Another key difference between the PA-DSS program and the programs under the Software Security Framework is the use of Technical Frequently Asked Questions or “Technical FAQs.” The General FAQs under PA-DSS were considered “informative” or guidance only. In addition to General FAQs, the Software Security Framework also includes Technical FAQs which are considered “normative” and are an extension of the SSF standard and program to which they are affiliated.
Technical FAQs provide PCI SSC with a mechanism to provide more timely clarifications regarding the interpretation and application of security and program requirements between major revisions of a PCI standard. Technical FAQs are an integral part of the Software Security Framework and must be fully considered during assessments to the Secure Software Standard and Secure SLC Standard.
Alicia Malone: Where can people find more information about the PCI Software Security Framework?
Jake Marcinko: The Document Library section of the PCI SSC website is one of the best places to find more information on the PCI Software Security Framework. We also have numerous other articles in the PCI Perspectives Blog that may prove helpful as well. Simply select “PCI Software Security Framework” under “Categories” to find relevant articles.
Don’t forget that we also have a great resource available on our website through the Global Content Library. This is a great way to access video presentations from our Community Meetings on many different topics including the Software Security Framework.

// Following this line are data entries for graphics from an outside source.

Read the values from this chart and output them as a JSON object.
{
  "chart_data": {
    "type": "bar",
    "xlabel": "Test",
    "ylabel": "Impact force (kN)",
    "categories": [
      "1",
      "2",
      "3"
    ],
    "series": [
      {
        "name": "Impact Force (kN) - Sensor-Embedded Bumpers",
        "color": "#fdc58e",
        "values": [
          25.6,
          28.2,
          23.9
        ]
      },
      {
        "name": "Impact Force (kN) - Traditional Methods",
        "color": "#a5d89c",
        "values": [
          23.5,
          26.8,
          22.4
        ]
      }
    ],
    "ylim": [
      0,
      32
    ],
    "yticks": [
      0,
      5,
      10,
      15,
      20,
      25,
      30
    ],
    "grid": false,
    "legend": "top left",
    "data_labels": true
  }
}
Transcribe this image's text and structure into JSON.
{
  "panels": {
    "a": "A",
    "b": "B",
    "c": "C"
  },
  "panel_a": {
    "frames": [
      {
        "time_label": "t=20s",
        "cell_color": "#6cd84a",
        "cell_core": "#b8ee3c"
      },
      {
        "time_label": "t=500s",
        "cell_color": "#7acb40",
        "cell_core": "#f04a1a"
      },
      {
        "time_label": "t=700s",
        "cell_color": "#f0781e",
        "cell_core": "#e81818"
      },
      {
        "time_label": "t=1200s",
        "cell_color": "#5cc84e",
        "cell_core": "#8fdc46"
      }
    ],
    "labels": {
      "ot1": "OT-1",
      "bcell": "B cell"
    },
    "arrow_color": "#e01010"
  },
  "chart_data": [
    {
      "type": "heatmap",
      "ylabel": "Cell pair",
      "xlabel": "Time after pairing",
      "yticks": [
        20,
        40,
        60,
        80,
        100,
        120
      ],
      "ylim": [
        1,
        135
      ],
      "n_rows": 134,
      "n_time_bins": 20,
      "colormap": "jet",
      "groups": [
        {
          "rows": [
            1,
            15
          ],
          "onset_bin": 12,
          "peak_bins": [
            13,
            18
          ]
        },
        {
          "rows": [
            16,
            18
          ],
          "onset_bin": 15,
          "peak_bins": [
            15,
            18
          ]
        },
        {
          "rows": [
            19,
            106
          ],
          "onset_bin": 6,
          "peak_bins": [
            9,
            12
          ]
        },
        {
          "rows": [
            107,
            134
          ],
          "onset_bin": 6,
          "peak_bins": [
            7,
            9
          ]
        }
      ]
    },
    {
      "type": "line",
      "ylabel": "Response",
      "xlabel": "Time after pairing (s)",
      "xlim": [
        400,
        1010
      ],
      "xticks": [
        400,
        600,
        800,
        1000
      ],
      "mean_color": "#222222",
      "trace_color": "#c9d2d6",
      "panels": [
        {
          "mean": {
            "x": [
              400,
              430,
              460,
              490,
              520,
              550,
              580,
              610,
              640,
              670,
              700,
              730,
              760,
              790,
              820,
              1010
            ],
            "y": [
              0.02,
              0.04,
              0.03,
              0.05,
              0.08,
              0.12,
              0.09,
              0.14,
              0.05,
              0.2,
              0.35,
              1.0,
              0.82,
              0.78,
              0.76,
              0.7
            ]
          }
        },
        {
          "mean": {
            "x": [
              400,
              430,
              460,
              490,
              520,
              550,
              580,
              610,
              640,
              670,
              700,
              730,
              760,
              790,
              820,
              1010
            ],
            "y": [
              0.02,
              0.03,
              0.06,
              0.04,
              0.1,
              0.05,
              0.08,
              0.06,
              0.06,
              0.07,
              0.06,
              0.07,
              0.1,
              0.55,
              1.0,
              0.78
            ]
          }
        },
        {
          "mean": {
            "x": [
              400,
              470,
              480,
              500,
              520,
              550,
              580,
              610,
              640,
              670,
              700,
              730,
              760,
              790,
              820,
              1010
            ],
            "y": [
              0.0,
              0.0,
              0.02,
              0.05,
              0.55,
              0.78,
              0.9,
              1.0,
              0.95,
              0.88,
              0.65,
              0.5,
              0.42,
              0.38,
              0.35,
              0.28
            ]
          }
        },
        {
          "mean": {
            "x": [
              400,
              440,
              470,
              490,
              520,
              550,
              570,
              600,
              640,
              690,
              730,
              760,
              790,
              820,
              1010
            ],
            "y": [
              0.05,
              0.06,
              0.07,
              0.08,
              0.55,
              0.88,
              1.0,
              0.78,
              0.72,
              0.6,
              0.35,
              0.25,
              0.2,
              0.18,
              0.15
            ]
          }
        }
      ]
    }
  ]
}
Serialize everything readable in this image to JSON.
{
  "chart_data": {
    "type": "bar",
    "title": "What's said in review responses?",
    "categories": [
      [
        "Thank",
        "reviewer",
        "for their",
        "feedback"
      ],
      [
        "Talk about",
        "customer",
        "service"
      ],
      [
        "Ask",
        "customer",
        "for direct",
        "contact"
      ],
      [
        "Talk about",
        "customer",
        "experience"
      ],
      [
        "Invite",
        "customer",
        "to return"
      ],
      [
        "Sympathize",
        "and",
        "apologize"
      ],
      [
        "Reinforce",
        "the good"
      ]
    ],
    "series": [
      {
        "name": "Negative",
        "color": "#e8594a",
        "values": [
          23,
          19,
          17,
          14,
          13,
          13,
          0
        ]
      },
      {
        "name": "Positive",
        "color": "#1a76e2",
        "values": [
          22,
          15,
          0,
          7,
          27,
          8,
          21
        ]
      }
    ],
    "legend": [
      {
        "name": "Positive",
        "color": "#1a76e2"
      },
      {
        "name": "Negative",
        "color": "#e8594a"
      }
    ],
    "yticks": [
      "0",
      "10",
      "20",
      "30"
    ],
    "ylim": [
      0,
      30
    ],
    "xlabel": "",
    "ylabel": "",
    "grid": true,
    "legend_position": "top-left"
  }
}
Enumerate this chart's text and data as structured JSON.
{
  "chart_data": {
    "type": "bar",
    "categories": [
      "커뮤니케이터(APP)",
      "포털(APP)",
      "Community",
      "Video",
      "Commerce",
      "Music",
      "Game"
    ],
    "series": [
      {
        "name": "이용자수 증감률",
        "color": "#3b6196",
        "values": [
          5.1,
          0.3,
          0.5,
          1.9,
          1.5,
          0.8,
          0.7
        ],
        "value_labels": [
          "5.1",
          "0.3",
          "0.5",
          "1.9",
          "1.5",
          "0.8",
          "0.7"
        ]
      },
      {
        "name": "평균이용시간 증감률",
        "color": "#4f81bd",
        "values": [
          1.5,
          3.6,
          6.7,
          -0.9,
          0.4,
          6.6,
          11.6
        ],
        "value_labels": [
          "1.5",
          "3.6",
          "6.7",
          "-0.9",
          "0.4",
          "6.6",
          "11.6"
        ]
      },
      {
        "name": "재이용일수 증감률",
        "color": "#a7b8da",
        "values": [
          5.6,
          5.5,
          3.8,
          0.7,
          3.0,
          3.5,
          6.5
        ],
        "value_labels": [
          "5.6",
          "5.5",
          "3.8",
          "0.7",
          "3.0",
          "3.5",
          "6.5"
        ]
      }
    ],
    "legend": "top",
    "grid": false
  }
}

For more detailed queries, you can reach out directly to the PCI SSC by emailing your questions to email@example.com. You can also contact a PCI Qualified Secure Software Assessor or Secure Software Lifecycle Assessor to help address questions that you may have with the applicable standard. As we previously noted, the PCI SSC’s list of Qualified Secure Software Assessors and Secure Software Lifecycle Assessors can be found on the PCI SSC website under “PCI Qualified Professionals.”